# Projecting the Draft Through Numbers

US Presswire

Editor’s Note: This project is a collaboration between Jacob Frankel (@jacob_frankel) and Hickory-High’s own Cole Patty (@Cole_Patty). They also received a data-grab assist from Jameson Draper (@JamDraper).

Introduction

The NBA Draft is one of the most important components in building a team, but how prospects are judged can be subjective, ambiguous, and quite often erroneous. Un-quantifiable terms like “motor”, “upside”, and “athleticism” reign supreme. Very rarely do you hear advanced statistics used as a way to judge a player. Analysts rave over players’ wingspan while leaving Steal Rate by the wayside, despite the former being a slight negative indicator and the latter a clear positive.
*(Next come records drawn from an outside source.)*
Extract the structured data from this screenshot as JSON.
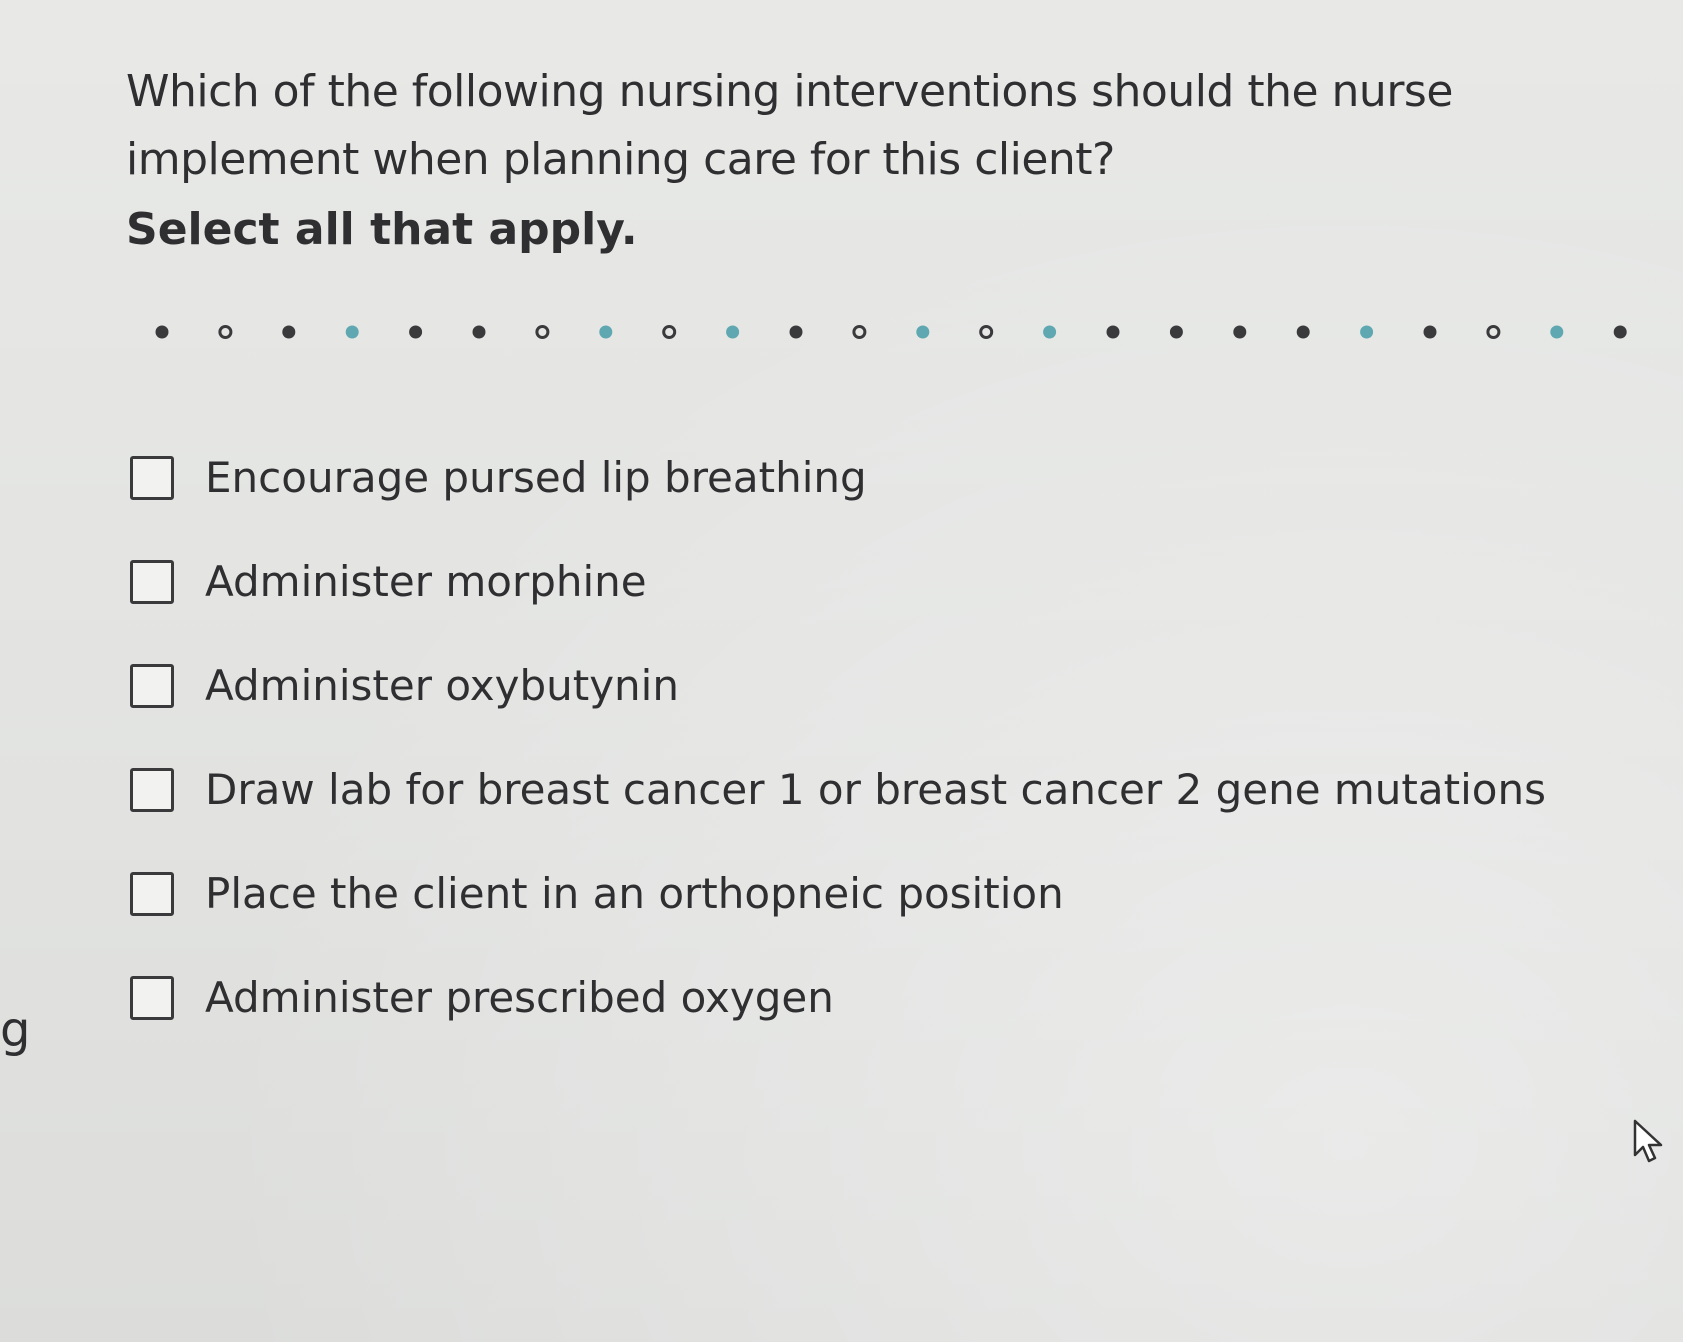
{
  "question": {
    "text": "Which of the following nursing interventions should the nurse implement when planning care for this client?",
    "instruction": "Select all that apply."
  },
  "divider": {
    "dot_styles": [
      "solid",
      "ring",
      "solid",
      "teal",
      "solid",
      "solid",
      "ring",
      "teal",
      "ring",
      "teal",
      "solid",
      "ring",
      "teal",
      "ring",
      "teal",
      "solid",
      "solid",
      "solid",
      "solid",
      "teal",
      "solid",
      "ring",
      "teal",
      "solid"
    ],
    "colors": {
      "dark": "#3a3a3c",
      "teal": "#5fa8b1"
    }
  },
  "options": [
    {
      "label": "Encourage pursed lip breathing",
      "checked": false
    },
    {
      "label": "Administer morphine",
      "checked": false
    },
    {
      "label": "Administer oxybutynin",
      "checked": false
    },
    {
      "label": "Draw lab for breast cancer 1 or breast cancer 2 gene mutations",
      "checked": false
    },
    {
      "label": "Place the client in an orthopneic position",
      "checked": false
    },
    {
      "label": "Administer prescribed oxygen",
      "checked": false
    }
  ],
  "edge_text": "g",
  "cursor_icon": "mouse-pointer-icon"
}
Attaching labels like “bad character” to guys we’ve seen on TV for 30 hours, because of how hard they dive after loose balls, isn’t always accurate.

In basketball, using statistics for everything is not the “right” thing to do, which old schoolers often believe is a statistician’s goal. Data and the eye test should be used hand in hand, but there isn’t much data to complement the eye test when it comes to the draft. With that in mind, Cole Patty and myself looked at data from drafts of past years and used that data to help us build a predictive model for this year’s draft prospects.

Methodology

In short, we built the model using a regression with data from drafts of yore. The basics of a regression – we put in a bunch of independent variables and one dependent variable. The regression told us how much of the the variance in that dependent variable was explained by all the independent variables and gave us an equation to find the dependent variable if we have all the independent ones. You may see where this is going.

The independent variables we collected were a players’ advanced statistics (via KenPom.com), his team’s strength of schedule, and his combine measurements. The dependent variable was the players’ regularized adjusted plus/minus for his 4th season in the league (read this for a thorough review of RAPM). We then used the formula provided by the regression to predict the 4th RAPM of this years’ draftees.*

*There were separate regressions for bigs and smalls, with bigs performing better.

Another thing we wanted to incorporate was the expected value of a player picked with a certain pick. What’s better for a franchise, to find a +2.0 player with their second pick or a +1.0 player with their 30th? I went back and looked at RAPM data for players in drafts 1987-2003. Here’s what I found:

We used DraftExpress.com’s mock draft to get an idea of where each player this draft would be picked and then found their marginal projected value: projected value – expected value of expected pick. This can help make it clearer which players are steals. For example, Erik Murphy projects as a -3.5 player in his fourth season, pretty bad. Compared to what a team would expect to get out of a player in the area of the draft he will probably be picked in though, this is pretty good. Thus, he has a high marginal value.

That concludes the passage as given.